Como o PontoBarato te protege
Registro em tempo real com GPS e selfie, relatórios PDF assinados digitalmente, exportação em formato AFD/AEJ pra fiscalização. Em caso de processo, você tem prova robusta da jornada efetivamente cumprida.
Exemplo prático em residencial terapêutico de Juiz de Fora
Considere um técnico de enfermagem em Juiz de Fora com salário base de R$ 2.200,00. Se este profissional alegar na justiça que realizava 10 horas extras semanais não pagas por falta de ponto eletrônico, o cálculo se torna crítico.

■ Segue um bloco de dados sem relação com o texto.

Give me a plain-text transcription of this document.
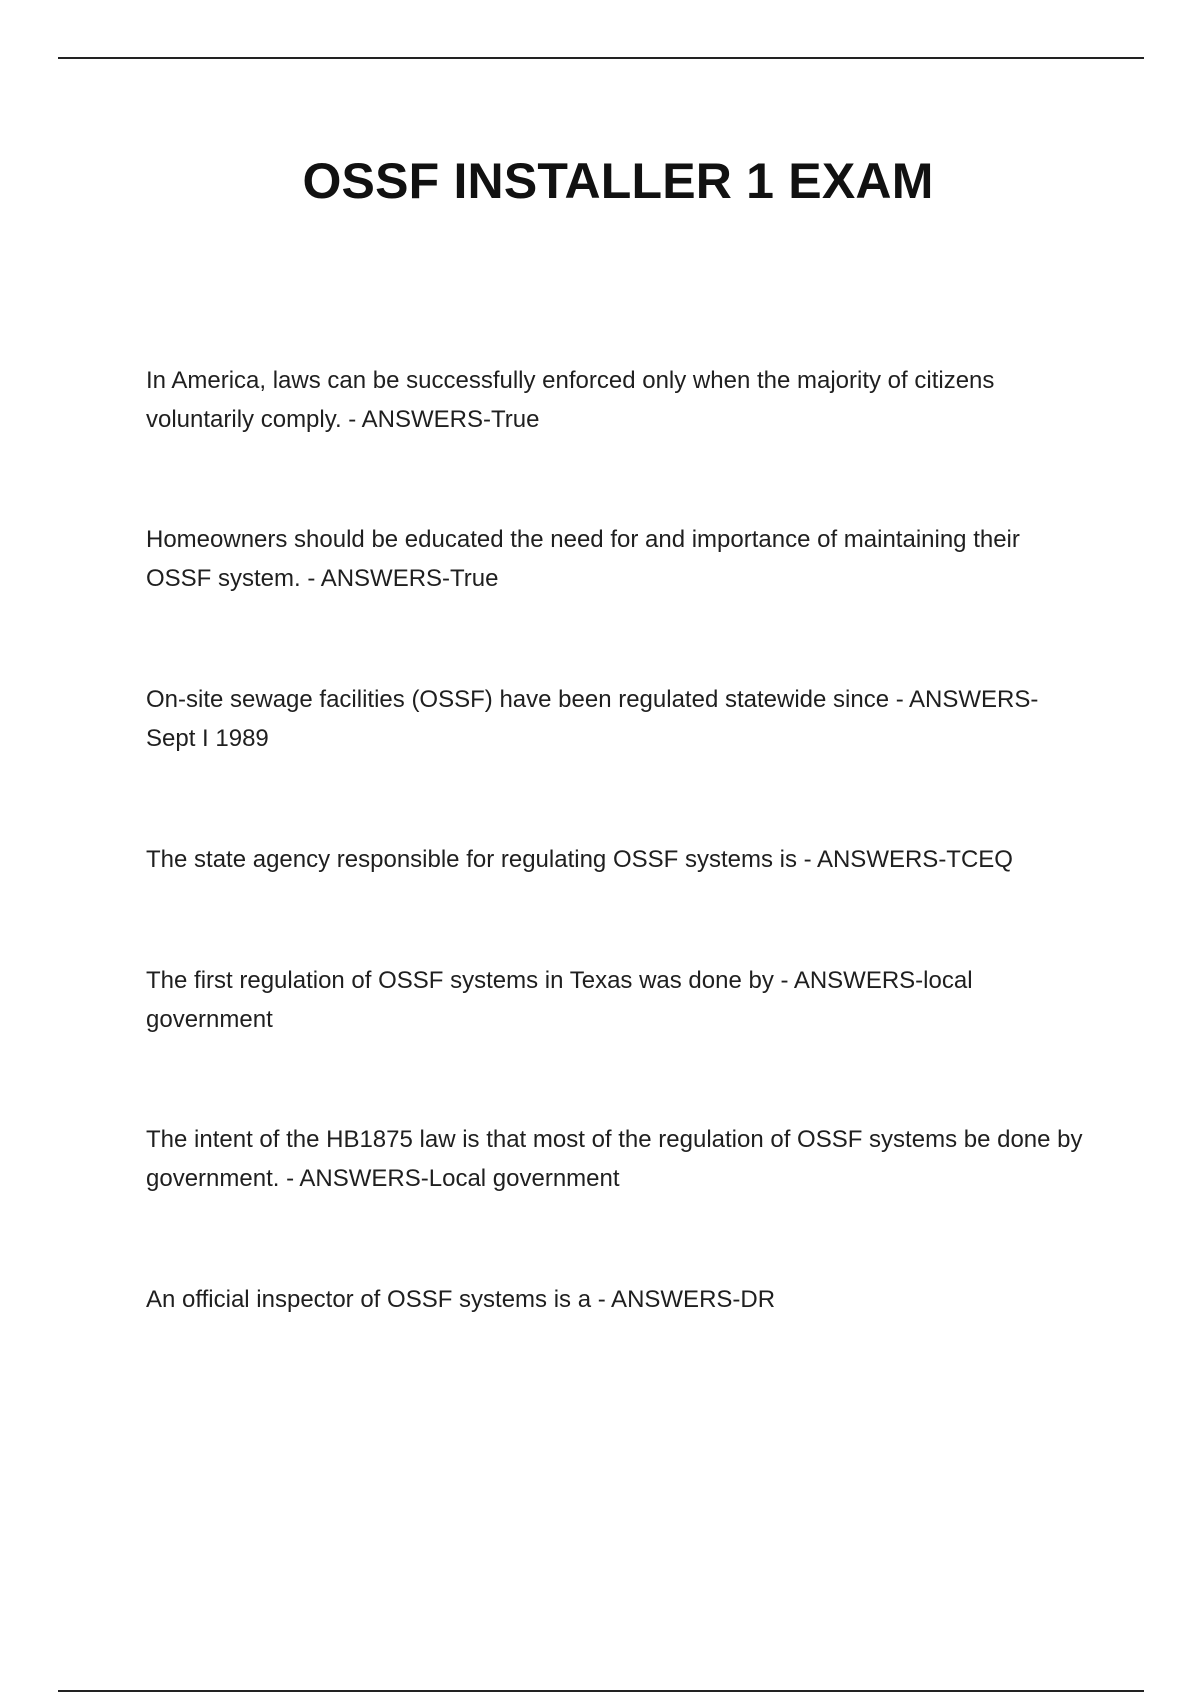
OSSF INSTALLER 1 EXAM
In America, laws can be successfully enforced only when the majority of citizens voluntarily comply. - ANSWERS-True
Homeowners should be educated the need for and importance of maintaining their OSSF system. - ANSWERS-True
On-site sewage facilities (OSSF) have been regulated statewide since - ANSWERS-Sept I 1989
The state agency responsible for regulating OSSF systems is - ANSWERS-TCEQ
The first regulation of OSSF systems in Texas was done by - ANSWERS-local government
The intent of the HB1875 law is that most of the regulation of OSSF systems be done by government. - ANSWERS-Local government
An official inspector of OSSF systems is a - ANSWERS-DR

Com o divisor de 220 horas, o valor da hora comum é R$ 10,00, subindo para R$ 15,00 com o adicional de 50%. Em um mês, as 40 horas extras somariam R$ 600,00. Ao longo de dois anos de contrato, o valor principal chega a R$ 14.400,00. Somando reflexos em férias, 13º salário e FGTS, o prejuízo ultrapassa R$ 18.000,00 por um único funcionário, valor que a empresa dificilmente conseguirá reverter sem os registros exigidos pela Portaria 671.
Por que residenciais terapêuticos em Juiz de Fora escolhem o PontoBarato
Sem comprar equipamento, sem instalar app. Cada funcionário usa o próprio celular. Funciona em Centro, São Mateus, Cascatinha e em toda a região metropolitana de Juiz de Fora.